Toni Yang, a Shanghai-based independent brand consultant for 14 years, explains that brands are increasingly paying attention to criticisms that they excessively exploit female psychology to “create demand” and “manufacture anxiety.”
She believes that if a brand understands the inner needs of women and transforms this into a positive social impact, consumers might still be willing to pay a slightly higher price.
“Pricing strategy includes not only all sorts of costs and investments but also brand value and product value. This is why luxury goods have clear production costs but significant markups, yet consumers still buy them,” explains Yang.
According to her, as sensitivity to gender issues increases, brands are striving to avoid the risks associated with gender topics and to establish deeper connections with their target audiences.
She says: “Consumers are becoming more diverse, making purchasing decisions based on their identities, values, and needs. Pricing strategies should focus on providing value-added services and experiences tailored to different audience profiles, not gender. After all, an important step towards gender equality is accepting that men can also like pink.”
A supermarket selling shampoo in Changzhou, Jiangsu province, 2021. Wang Qiming/VCG
Originally from northern China’s Shanxi province and now working in the U.S., Gao Peng encounters similar disparities in her shopping experiences abroad. “Men’s hair removal products are generally $3-4 cheaper than women’s, yet they function the same,” she says.
Gao underscores that the pink tax isn’t universally recognized among female consumers. “Some women perceive value in paying more, benefiting from beauty privilege, and receiving praise from men for adhering to female stereotypes,” says the 26-year-old.
She finds the current situation frustrating. She is willing to sign a petition against the pink tax and share her opinions on social media but struggles to find additional ways to support the cause.

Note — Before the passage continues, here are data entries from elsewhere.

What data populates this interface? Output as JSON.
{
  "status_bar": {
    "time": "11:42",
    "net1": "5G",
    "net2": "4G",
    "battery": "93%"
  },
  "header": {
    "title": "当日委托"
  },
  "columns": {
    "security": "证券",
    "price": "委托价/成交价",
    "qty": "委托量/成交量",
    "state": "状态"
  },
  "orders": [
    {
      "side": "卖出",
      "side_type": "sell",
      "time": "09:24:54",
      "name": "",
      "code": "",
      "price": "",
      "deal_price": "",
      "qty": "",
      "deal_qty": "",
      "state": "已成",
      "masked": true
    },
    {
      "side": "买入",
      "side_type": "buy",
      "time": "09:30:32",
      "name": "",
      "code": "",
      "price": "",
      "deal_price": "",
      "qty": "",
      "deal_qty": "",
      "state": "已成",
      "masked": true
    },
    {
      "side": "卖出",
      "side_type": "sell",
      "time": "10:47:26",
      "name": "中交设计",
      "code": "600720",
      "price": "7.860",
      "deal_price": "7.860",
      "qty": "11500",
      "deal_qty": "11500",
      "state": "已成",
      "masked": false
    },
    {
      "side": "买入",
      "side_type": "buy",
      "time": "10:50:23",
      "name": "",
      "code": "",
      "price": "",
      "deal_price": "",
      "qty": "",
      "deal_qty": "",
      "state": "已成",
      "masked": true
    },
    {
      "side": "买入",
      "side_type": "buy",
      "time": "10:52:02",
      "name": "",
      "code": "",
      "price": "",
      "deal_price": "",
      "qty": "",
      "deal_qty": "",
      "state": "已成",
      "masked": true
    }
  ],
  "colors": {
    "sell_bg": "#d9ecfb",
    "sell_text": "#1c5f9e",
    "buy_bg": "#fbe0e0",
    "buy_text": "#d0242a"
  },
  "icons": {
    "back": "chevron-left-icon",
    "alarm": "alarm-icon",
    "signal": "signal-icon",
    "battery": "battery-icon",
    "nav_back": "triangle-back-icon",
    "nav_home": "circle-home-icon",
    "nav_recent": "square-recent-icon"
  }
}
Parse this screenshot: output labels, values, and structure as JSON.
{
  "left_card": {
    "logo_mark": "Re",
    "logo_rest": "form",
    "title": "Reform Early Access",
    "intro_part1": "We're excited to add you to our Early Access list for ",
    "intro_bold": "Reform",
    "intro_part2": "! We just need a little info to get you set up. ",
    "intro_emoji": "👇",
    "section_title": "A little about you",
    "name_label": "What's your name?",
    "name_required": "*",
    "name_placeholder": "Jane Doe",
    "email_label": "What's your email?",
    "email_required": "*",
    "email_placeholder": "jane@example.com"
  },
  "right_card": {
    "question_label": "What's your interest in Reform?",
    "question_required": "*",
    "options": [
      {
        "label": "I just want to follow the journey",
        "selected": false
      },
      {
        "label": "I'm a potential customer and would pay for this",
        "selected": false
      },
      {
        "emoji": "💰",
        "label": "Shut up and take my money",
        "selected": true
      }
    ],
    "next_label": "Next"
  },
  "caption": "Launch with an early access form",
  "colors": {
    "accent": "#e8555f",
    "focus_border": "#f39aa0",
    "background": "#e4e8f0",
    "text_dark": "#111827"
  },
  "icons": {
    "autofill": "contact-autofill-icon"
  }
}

“While many advocate for the elimination of this unjust pricing discrimination, there are always some women who willingly engage in the pink tax,” Gao says.
Looking ahead, Dai believes that the pink tax will be difficult to eradicate, since only a minority of women actively voice their concerns.
In contrast, Yang sees a potential for change. “As consumer groups continue to diversify, the market will naturally eliminate rules that are not adaptable,” she says. “With increasing awareness of gender equality, the phenomenon of the pink tax will gradually fade away as it becomes less viable in the market.”
Additional reporting: Qi Wenqian; editor: Apurva.